Share prices of oil producers bounced as crude prices rose, following the surprise OPEC+ decision to cut output this year, Ben writes.

Driving the news: Companies seeing gains Monday included huge independents like Marathon Oil (roughly 10%) and ConocoPhillips (9%), and majors Chevron (4%) and Exxon (6%), to name a few.

What they’re saying: Multiple analysts raised their 2023 price forecasts and see OPEC+ looking to keep Brent crude above $80 per barrel.

Threat level: The International Energy Agency said oil markets were already slated to tighten this year.
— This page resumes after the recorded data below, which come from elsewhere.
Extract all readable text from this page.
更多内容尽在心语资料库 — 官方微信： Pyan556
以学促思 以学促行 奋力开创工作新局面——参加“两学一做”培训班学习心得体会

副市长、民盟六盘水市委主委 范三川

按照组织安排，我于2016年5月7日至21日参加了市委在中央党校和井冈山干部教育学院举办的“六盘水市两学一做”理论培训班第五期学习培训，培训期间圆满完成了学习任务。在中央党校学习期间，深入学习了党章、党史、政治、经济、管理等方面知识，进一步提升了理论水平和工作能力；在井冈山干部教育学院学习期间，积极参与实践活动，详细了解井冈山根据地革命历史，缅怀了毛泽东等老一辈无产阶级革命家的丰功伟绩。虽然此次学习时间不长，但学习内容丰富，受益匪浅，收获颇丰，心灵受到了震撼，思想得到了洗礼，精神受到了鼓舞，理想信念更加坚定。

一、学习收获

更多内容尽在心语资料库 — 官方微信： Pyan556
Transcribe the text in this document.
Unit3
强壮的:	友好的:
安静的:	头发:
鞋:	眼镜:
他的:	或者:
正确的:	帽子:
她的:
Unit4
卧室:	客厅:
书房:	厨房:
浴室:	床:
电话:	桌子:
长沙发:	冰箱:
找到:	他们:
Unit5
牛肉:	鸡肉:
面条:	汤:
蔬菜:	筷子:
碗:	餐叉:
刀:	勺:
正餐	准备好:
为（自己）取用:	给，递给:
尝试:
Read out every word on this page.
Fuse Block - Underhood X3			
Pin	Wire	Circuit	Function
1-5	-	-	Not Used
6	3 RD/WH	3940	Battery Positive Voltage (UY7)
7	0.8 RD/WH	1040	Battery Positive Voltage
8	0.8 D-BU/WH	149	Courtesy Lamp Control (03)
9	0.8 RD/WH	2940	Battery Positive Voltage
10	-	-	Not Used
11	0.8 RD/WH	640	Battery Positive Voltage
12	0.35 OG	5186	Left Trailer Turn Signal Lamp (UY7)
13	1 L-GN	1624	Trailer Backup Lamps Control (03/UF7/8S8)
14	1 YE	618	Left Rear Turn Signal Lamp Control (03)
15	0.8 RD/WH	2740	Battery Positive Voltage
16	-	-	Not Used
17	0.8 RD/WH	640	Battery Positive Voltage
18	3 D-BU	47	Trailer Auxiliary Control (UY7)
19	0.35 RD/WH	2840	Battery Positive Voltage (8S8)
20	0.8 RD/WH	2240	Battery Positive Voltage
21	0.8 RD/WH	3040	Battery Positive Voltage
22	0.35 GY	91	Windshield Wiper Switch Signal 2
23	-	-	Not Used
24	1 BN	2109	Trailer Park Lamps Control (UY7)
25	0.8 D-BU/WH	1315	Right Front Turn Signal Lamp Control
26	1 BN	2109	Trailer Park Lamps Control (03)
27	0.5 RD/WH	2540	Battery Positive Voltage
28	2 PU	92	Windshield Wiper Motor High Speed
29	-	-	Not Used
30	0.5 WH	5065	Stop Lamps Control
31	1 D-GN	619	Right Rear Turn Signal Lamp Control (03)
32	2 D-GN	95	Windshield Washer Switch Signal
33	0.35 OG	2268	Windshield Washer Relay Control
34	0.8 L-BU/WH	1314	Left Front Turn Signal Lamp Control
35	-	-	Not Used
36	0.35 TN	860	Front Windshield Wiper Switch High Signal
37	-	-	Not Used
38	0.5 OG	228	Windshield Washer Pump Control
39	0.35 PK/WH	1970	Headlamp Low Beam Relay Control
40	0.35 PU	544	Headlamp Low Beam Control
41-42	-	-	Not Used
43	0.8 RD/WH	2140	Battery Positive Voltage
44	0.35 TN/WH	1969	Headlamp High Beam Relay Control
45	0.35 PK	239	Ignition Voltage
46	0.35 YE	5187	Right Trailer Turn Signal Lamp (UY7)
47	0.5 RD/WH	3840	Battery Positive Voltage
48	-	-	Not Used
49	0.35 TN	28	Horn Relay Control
  • The new cuts “risk exacerbating those strains and pushing up oil prices at a time when strong inflationary pressures are hurting vulnerable consumers.”

How it works: One thing that may have swayed OPEC: confidence that they won’t prompt a U.S. supply surge that blunts the price increases.

  • “The U.S. shale industry … seems stuck on a lower growth trajectory, and the limited threat of a shale supply response may have emboldened OPEC+,” writes Ben Cahill of the Center for Strategic and International Studies.

The intrigue: The White House response was mild compared with anger over OPEC+ cuts announced last October ahead of the midterm elections and amid higher energy prices.

  • The National Security Council’s John Kirby told reporters the new cuts are not “advisable” given “market uncertainty.”
  • But he noted the U.S. “strategic partnership” with Saudi Arabia despite disagreement with specific decisions.